Ana Clara Rennó, Fernanda Teixeira e Nara Albiero
Introdução
A situação fundiária no Brasil é um problema histórico marcado pela concentração de terras e pela carência da atuação do Estado no sentido de ponderar a questão da propriedade na perspectiva da solução da falta de condições mínimas de acesso à terra como fator de dignidade humana.
No espaço urbano, a posse da terra não está ligada diretamente à produção, mas à possibilidade de acesso ao trabalho, à infraestrutura de saúde, educação, transporte, lazer oferecidos nas cidades, sendo que a proximidade, o acesso e a disponibilidade desses recursos também afetam o setor imobiliário, que muitas vezes vê o território da cidade apenas como uma mercadoria, como valor de troca e não com valor de uso.
Foi nesse contexto que, há oito anos ocorreu na região sul da cidade de São José dos Campos, no Vale do Paraíba do estado de São Paulo, o violento episódio da desapropriação do conhecido terreno do Pinheirinho, resultado da Massa Falida Selecta, pertencente ao empresário Naji Nahas, dono do grupo Selecta S/A, que declarou falência nos anos 1990.
A sucessão de decisões acerca do terreno que culminaram na reintegração de posse
Localizado na região sul da cidade de São José dos Campos, o local foi ocupado por um grupo de aproximadamente 1.789 famílias no ano de 2004. Apesar das inúmeras tentativas de regularização do lote para que fosse assegurado o direito à moradia das famílias, a proposição da Reintegração de Posse foi deferida pela Juíza da 6ª Vara Cível de São José dos Campos em 2012.

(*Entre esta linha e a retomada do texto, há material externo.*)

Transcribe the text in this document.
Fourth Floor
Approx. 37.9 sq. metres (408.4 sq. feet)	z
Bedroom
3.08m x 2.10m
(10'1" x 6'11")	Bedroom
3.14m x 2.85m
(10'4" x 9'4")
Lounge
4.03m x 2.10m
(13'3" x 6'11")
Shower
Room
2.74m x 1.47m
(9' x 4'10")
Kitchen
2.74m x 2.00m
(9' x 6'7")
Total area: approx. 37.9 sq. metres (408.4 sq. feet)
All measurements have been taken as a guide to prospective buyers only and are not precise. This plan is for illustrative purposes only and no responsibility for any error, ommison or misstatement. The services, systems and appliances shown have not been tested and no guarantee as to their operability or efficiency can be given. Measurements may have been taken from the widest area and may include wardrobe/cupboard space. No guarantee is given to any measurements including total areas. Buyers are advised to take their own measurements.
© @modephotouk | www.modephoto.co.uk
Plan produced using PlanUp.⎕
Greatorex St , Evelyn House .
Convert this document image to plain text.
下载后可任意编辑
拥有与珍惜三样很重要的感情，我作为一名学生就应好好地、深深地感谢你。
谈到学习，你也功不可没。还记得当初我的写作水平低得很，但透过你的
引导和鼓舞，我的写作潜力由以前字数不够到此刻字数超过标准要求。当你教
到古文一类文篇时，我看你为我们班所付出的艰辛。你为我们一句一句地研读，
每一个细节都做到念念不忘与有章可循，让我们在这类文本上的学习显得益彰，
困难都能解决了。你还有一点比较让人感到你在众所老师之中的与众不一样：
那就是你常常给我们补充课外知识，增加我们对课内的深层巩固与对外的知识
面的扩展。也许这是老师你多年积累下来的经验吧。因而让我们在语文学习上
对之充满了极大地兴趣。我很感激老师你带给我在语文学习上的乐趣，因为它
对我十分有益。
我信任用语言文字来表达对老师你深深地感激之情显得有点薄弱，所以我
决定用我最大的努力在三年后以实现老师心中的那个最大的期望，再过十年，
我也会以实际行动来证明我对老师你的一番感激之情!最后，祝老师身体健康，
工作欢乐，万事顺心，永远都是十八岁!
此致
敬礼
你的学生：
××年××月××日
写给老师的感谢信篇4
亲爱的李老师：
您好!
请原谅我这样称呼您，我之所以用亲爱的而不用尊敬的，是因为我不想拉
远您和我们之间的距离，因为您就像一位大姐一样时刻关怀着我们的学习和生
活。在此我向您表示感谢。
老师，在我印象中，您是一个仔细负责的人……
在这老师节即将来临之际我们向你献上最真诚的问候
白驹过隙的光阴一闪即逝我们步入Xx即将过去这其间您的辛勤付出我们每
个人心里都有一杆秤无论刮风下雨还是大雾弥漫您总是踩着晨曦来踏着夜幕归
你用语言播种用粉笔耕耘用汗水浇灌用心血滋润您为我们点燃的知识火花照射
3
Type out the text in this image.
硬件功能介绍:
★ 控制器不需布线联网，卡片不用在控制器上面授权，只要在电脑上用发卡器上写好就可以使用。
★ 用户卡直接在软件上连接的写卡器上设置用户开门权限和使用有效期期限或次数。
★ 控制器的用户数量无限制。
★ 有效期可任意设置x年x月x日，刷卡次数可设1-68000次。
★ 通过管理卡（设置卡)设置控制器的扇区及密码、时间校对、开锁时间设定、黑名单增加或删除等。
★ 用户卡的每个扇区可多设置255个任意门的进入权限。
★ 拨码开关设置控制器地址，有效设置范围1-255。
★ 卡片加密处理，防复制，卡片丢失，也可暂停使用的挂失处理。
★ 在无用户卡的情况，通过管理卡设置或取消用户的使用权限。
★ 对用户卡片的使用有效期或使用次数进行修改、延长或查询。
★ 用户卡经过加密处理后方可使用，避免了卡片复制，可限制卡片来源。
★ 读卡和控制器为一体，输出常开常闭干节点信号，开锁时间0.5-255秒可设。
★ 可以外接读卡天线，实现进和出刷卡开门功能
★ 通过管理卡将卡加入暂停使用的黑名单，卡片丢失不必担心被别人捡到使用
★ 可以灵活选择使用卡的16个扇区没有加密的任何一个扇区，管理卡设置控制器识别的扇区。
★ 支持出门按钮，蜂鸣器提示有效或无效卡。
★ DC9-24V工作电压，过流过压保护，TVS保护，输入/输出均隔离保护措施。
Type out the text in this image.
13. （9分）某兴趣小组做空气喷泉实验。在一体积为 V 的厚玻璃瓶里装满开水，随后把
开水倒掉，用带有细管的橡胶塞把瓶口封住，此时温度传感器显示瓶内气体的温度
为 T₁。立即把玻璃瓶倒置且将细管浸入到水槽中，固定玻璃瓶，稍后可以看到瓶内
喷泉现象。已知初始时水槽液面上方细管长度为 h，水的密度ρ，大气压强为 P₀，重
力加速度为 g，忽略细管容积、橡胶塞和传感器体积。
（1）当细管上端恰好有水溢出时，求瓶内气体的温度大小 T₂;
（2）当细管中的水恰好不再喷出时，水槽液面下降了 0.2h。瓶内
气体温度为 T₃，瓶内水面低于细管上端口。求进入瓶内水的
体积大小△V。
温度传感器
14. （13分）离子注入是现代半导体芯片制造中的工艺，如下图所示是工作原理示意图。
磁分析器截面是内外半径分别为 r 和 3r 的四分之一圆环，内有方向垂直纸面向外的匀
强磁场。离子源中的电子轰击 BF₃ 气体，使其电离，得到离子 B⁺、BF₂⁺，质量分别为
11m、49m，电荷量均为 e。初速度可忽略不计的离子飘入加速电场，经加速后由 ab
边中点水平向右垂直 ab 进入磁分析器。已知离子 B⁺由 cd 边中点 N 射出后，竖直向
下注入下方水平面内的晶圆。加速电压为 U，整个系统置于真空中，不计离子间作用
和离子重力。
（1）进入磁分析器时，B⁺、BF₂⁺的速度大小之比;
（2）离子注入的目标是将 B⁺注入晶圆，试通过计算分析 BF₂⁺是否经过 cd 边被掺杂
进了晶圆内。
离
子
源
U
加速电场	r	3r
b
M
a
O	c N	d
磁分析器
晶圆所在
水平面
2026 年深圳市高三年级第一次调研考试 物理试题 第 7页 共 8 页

Assim, foi posto em curso o despejo de todos os aproximadamente 9 mil moradores à época, em uma ação extremamente violenta e que não contava com nenhum planejamento prévio para fornecer uma estrutura digna para realocação das pessoas que habitavam a área. O acontecimento teve repercussão internacional devido ao descaso com a vida dessas famílias e o processo violento que se deu a remoção, bem como o alto gasto público dispensado na operação, que poderia ter sido investido em projetos de habitação de qualidade para os moradores.
Ocioso desde o momento de sua compra em 1982, o terreno valia 7 milhões de reais à época de sua ocupação em 2004, valor inferior ao que Nahas devia à prefeitura por IPTU (AMORIM, 2013). Naji Nahas é tido como responsável pela quebra da Bolsa de Valores do Rio de Janeiro em 1989 e também fora preso em 2008 na operação policial Satiagraha por crimes no mercado financeiro. Desde então o terreno permaneceu abandonado e ocioso, sem cumprir função social.
A ocupação do Pinheirinho foi feita pelo Movimento Urbano dos Sem Teto (MUST), após um pequeno grupo de famílias já ter sido removida de outras áreas da cidade. O terreno de 1,3 milhão de m², por estar em uma zona industrial, com bom acesso à infraestrutura, serviços e, principalmente, por estar abandonado, foi um grande atrativo para essas famílias.
Haja vista que muitos não possuíam salário capaz de adquirir habitações através do mercado imobiliário e a fraca política habitacional do município (DE CASTRO; DE SOUSA, 2019, p. 3), buscaram seu espaço independentemente da ação estatal. Segundo Forlin e Costa, 90% da população do bairro era originária de São José dos Campos (COSTA, FORLIN, 2010 apud. GNANN, BERNARDINI, 2019, p. 14), ressaltando que a ocupação surgiu a partir de uma necessidade de moradia, em meio a falta de oportunidade de pessoas de baixa renda, face à economia tecnoindustrial crescente na cidade.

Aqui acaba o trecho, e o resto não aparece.